Разительнее всего механизм сближения / отталкивания двух художественных миров – Гёте и Сологуба – обнаруживает себя в подходе каждого из писателей к гамлетианской контраверзе – к теме смерти и теме бессмертия, друг без друга не мыслимых. Смерть в романах Гёте – даже если это смерть ребенка – Миньон, прекрасного мальчика Адольфа – естественна, но не безысходна. Она есть и – ее нет. Для Гёте бытие едино. И оно все – реальность, все – явь и все – жизнь. Погибающая красота претворяется в красоту творений рук человеческих. Взрослый, прошедший ученичество, «отрекающийся» Мейстер открывает для себя истину: «Кто жил, в ничто не обратится! // Повсюду вечность шевелится // Причастный бытию блажен…». Смерть – как частность – входит в порядок бессмертного бытия. Поэтому прошедший все стадии воспитания-посвящения человек может обрести бессмертие, совместившись с целым мироздания20
. Кроме того, человек может противостоять смерти и в пределах своих, человеческих возможностей. Так, Вильгельм, потерявший утонувшего в реке друга, решает стать врачом-хирургом, чтобы научиться делать кровопускание, а в остальном полагается на «волю Божью».Именно «волю Божью» и отказывается признавать Триродов, присваивающий себе власть и убивать (правда, ее он использует единожды, и то «условно», превратив приговоренного товарищами к смерти предателя Дмитрия Матова в кристалл21
, из коего тот в любой момент может быть освобожден по воле мага), и воскрешать умерших. Но магия Триродова отнюдь не устраняет смерть из жизни, а лишь демонстративно стирает границу, разделяющую две – с точки зрения Сологуба (и его идейного наставника Шопенгауэра) – иллюзорно разделенные области бытия. Триродов (а вместе с ним его создатель) живут одновременно в мире живых и мире мертвых, соединенных «навьей тропой», в мире яви и в мире сна, в фантазии и в реальности, неслиянных, но и нераздельных: «Ужасен раздвоенный лик подлинного бытия» (1, 155).Наконец, по-своему схожи и противопоставлены Авторы-творцы двух художественных миров. Поэт, герой стихотворения «Завет», помещенного в «Годы странствий…» после второй книги, – тот, «кто создает, толпе незримый, // своею волей мир родимый…» – чувствует себя причастным к благодати, к жизни во всех ее проявлениях. Он – не одинок и создает «мир родимый», неотделимый от жизни как таковой, чтобы свой дар «доверить братьям» (272).
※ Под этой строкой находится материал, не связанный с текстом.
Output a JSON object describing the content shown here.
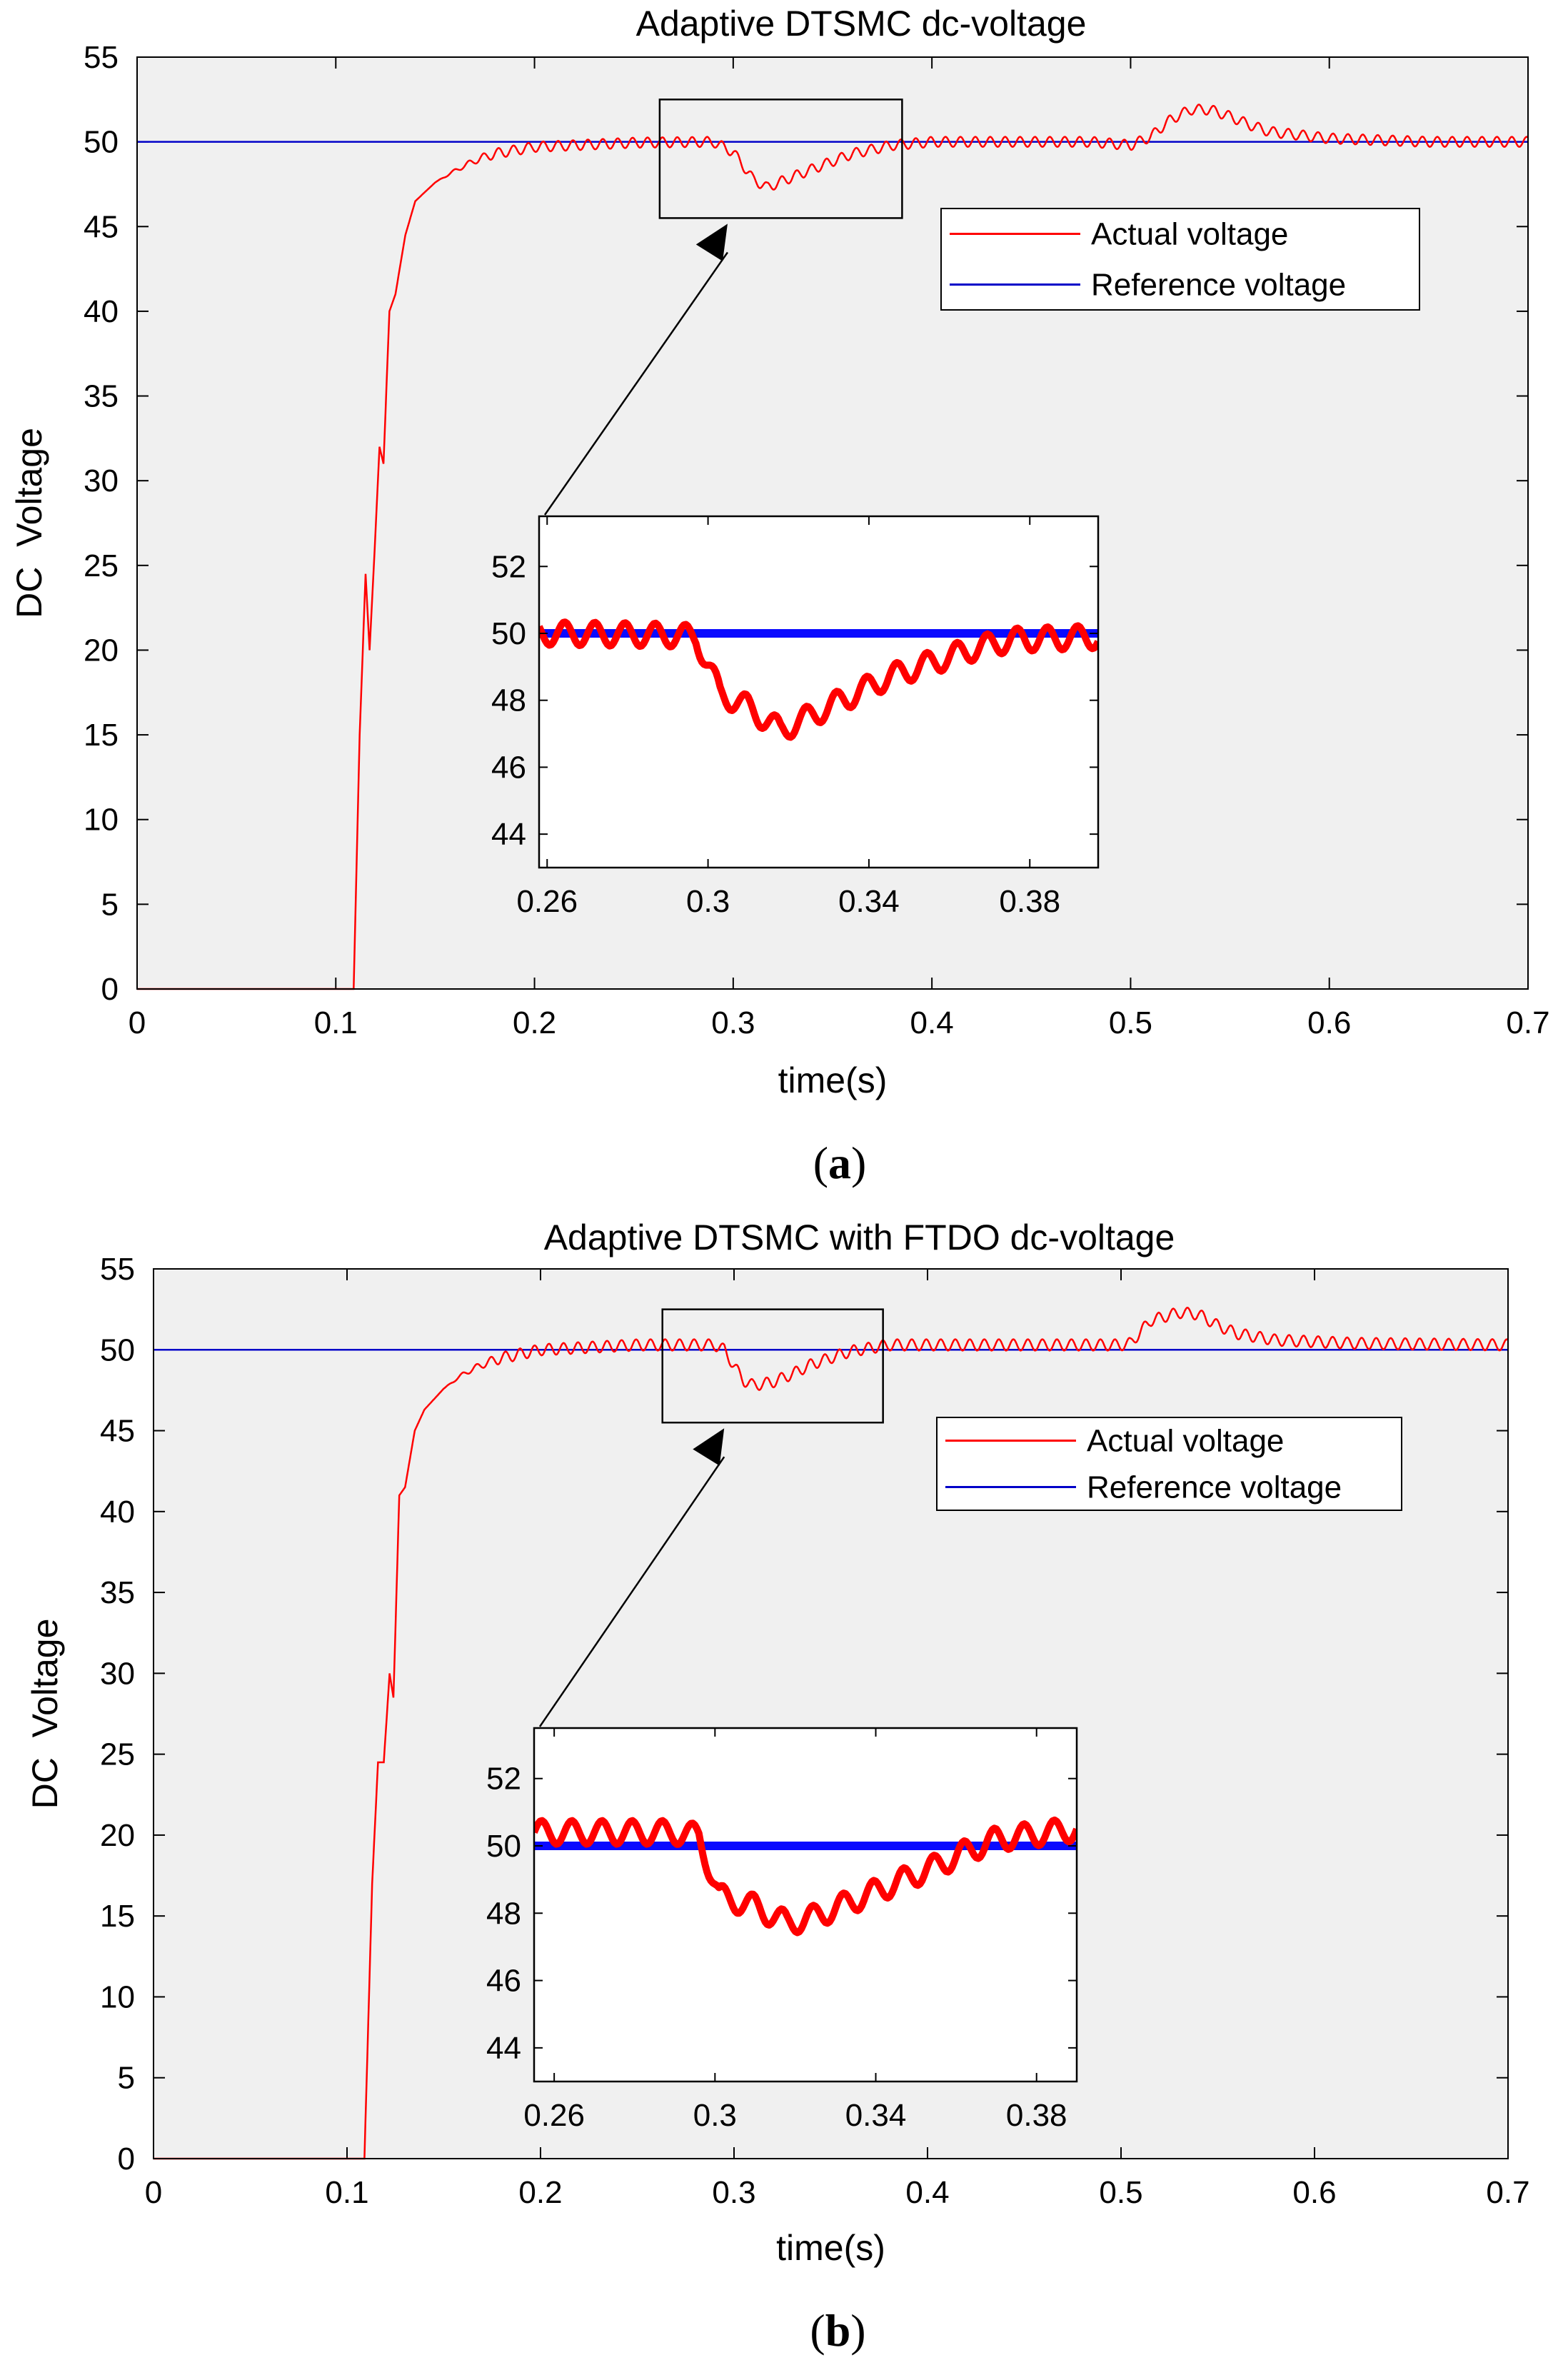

Поэт-Демиург, словами которого открывается трилогия Сологуба22
: «Беру кусок жизни, грубой и бедной, и творю из него сладостную легенду, ибо я – поэт» (1, 7), – воздвигает свою легенду для себя одного, подчиняя игре своего воображения все художественное пространство трилогии: городок Скородож на реке Скородень, как бы реальная российская провинция, на самом деле – такая же сказочная тьмутаракань, как Соединенные Острова, а Соединенные Острова столь же условно реальны, как и любое, отраженное в зеркале заграничной прессы, южно-европейское государство: в нем правят не имеющие реальной власти короли и королевы, министры плетут интриги, думают только об обогащении, а народные вожди готовят революцию. В зеркале Островов отражается Россия. В зеркале России – Острова. Они – рядом. В одном измерении бытия. Под звездой-драконом Солнце. Не под звездой Маир.М. Бахтин в незаконченном труде, опубликованном под условным названием «Роман воспитания и его значение в истории реализма» (раздел «Время и пространство в романах Гёте»)23
, писал о средневековом романе, которому хотел противопоставить реалистический «роман воспитания», одним из творцов коего стал Гёте – автор дилогии о Мейстере: «…потустороннее и фантастическое восполняло бедную реальность, объединяло и закругляло в единое целое клочки реальности. Потустороннее дезорганизовывало и обескровливало эту наличную реальность… Потустороннее будущее, оторванное от горизонтали земного пространства и времени, воспринималось как потусторонняя вертикаль к реальному потоку времени, обескровливая реальное будущее и земное пространство как арену этого реального будущего, придавая всему символическое значение, обесценивая и отбрасывая все то, что не поддавалось символическому осмысливанию» (224). Нельзя избавиться от ощущения, что эта бахтинская оценка средневекового рыцарского романа косвенно нацелена на роман символистский, на «Творимую легенду» прежде всего. То есть она по-своему также иносказательна, аллегорична.